Senators Target Visa 'Loopholes'
Companies flooded the U.S. government with applications for more high skilled H-1B visas on Apr. 1, the first day of the annual application period. At the same time, U.S. tech companies are calling on Congress to raise the annual cap on visas issued (BusinessWeek.com, 3/31/08). But two longstanding critics of the program are pushing in the other direction. On Apr. 1, Senators Dick Durbin (D-Ill.) and Chuck Grassley (R-Iowa) sent letters to 25 Indian outsourcing firms—which are responsible for 20,000 new H-1B visas in 2007, or about a third of the annual cap—asking them to explain how they use the H-1B visa program.
"We'll hear arguments all day as to why the cap on H-1B visas should be raised, but nobody should be fooled," said Grassley in a prepared statement. "There are highly skilled American workers being left behind, searching for jobs that are being filled by H-1B visa holders. It's time to close the loopholes and enact real reform."
With U.S. unemployment on the rise, scrutiny of visa worker programs is growing. Critics of H-1B say outsourcers such as Infosys Technologies (INFY) and Wipro (WIT) are abusing the program, replacing U.S. employees with cheaper foreign workers whom they ultimately cycle into new jobs in their home countries. They argue that the L-1 visa, allowing for intra-company transfers, is being similarly abused.
Outsourcers Deny Abuse
U.S. government data reveal that in the past several years, the list of top 10 companies receiving both H-1B and L-1 visas has been dominated not by U.S. tech firms such as Microsoft (MSFT) and Google (GOOG), but instead by Indian outsourcing firms. For the past two years Wipro and Infosys have been the top two recipients of the visas. Indian outsourcers accounted for nearly 80% of the visa petitions (BusinessWeek.com, 3/6/08) approved last year for the top 10 recipients.

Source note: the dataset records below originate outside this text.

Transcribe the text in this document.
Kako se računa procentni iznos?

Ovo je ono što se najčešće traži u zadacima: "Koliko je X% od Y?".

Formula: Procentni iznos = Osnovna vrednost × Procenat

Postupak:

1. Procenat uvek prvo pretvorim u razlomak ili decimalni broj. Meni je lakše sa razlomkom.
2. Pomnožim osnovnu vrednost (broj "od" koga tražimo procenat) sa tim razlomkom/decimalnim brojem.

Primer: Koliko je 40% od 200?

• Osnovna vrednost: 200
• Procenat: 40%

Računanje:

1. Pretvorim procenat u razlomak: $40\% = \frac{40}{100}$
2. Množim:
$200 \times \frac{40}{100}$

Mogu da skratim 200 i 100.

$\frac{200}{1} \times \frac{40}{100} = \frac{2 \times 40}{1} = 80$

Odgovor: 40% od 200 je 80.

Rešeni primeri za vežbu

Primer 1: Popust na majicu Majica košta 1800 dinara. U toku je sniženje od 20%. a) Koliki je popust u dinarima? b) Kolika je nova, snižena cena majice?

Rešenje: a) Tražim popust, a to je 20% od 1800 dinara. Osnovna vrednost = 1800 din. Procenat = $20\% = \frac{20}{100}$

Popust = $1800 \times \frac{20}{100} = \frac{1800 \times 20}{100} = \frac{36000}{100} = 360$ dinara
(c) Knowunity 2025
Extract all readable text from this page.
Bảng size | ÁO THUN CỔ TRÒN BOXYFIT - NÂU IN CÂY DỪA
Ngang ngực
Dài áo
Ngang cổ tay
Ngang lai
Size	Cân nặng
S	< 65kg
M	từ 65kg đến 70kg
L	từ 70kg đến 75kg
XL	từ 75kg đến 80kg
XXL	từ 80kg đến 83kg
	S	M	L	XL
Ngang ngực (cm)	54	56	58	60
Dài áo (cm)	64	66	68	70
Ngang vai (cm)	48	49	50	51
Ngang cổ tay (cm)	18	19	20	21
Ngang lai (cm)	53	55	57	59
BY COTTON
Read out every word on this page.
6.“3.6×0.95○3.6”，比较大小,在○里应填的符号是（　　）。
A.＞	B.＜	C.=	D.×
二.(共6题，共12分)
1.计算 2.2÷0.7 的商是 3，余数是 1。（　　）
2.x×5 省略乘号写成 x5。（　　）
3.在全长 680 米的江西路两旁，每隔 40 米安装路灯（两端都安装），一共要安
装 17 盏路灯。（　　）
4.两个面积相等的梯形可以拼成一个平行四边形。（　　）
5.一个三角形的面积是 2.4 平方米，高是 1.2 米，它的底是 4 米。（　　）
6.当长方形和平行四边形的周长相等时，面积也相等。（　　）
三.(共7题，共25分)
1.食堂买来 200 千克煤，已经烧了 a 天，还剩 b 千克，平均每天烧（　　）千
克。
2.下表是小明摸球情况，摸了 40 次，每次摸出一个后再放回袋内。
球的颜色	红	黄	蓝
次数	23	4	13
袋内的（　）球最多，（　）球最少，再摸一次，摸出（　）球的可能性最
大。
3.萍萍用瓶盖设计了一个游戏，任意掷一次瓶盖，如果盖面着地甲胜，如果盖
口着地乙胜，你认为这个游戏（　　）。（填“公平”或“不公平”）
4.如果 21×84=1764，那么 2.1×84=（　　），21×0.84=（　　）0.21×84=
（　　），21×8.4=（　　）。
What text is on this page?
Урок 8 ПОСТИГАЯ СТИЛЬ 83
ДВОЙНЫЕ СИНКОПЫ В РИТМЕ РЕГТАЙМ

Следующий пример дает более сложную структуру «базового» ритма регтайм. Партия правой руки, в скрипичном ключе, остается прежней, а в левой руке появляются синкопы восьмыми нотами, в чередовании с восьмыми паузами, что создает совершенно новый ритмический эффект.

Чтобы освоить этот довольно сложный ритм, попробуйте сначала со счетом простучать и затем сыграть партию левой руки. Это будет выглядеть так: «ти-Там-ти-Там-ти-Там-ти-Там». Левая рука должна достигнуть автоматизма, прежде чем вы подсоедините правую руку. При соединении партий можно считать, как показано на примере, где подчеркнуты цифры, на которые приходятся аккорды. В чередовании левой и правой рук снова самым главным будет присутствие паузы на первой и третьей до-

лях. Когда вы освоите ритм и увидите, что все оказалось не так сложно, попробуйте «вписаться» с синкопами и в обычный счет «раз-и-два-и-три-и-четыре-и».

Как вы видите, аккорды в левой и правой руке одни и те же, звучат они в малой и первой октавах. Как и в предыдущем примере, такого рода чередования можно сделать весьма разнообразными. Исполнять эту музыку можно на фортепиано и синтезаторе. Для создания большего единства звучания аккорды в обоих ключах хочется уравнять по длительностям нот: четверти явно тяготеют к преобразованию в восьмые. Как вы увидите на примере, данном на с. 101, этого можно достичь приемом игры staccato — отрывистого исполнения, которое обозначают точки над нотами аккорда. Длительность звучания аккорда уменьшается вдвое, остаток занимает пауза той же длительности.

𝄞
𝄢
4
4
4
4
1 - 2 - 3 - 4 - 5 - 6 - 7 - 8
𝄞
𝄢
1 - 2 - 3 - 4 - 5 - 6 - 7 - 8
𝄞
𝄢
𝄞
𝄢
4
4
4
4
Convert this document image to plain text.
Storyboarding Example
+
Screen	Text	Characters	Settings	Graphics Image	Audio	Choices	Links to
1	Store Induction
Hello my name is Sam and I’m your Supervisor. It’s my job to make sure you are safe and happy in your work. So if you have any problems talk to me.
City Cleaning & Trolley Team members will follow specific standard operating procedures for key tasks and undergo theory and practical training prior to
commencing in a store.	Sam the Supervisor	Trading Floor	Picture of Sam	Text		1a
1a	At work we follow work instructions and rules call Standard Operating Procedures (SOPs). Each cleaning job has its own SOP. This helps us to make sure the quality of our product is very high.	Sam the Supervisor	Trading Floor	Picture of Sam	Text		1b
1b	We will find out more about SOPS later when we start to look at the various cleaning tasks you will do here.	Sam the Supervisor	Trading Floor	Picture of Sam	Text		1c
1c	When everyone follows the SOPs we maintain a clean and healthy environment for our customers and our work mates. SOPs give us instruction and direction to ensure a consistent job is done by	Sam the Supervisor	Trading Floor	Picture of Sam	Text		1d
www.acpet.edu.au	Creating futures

Offshore outsourcers deny they're abusing the program. They argue they are in fact helping U.S. companies in industries such as insurance and financial services stay competitive by reducing costs for work such as computer programming, and allowing them to focus on core competencies. "The Indian IT industry has helped improve the competitiveness of our customers in the U.S.," wrote Som Mittal, president of Nasscom, the trade group that represents the Indian companies, in an e-mail. He added that Nasscom's members are "strong upholders" of regulations in client countries.
The annual H-1B cap currently stands at 65,000, but the real number is much higher. An additional 20,000 visas are available each year for workers with higher degrees from U.S. universities, as are unlimited visas for exemptions such as employees of U.S. universities. Including renewals, 154,051 H-1Bs were issued by the State Dept. in 2007.
Bill Gates Defends the Program
Last May, Durbin and Grassley sent a preliminary list of questions to Indian outsourcers (BusinessWeek.com, 5/13/07). The Apr. 1 letter represents an attempt to probe deeper. It digs into the implications of using H-1B as an outsourcing tool, asking how outsourcers may cause "secondary displacement" through their practices. It asks outsourcers to list the companies for whom they have provided contract workers on H-1B visas during the past five fiscal years. It then asks, "Have any employees of companies to whom you have contracted your H-1B or L-1 employees been displaced by these employees?"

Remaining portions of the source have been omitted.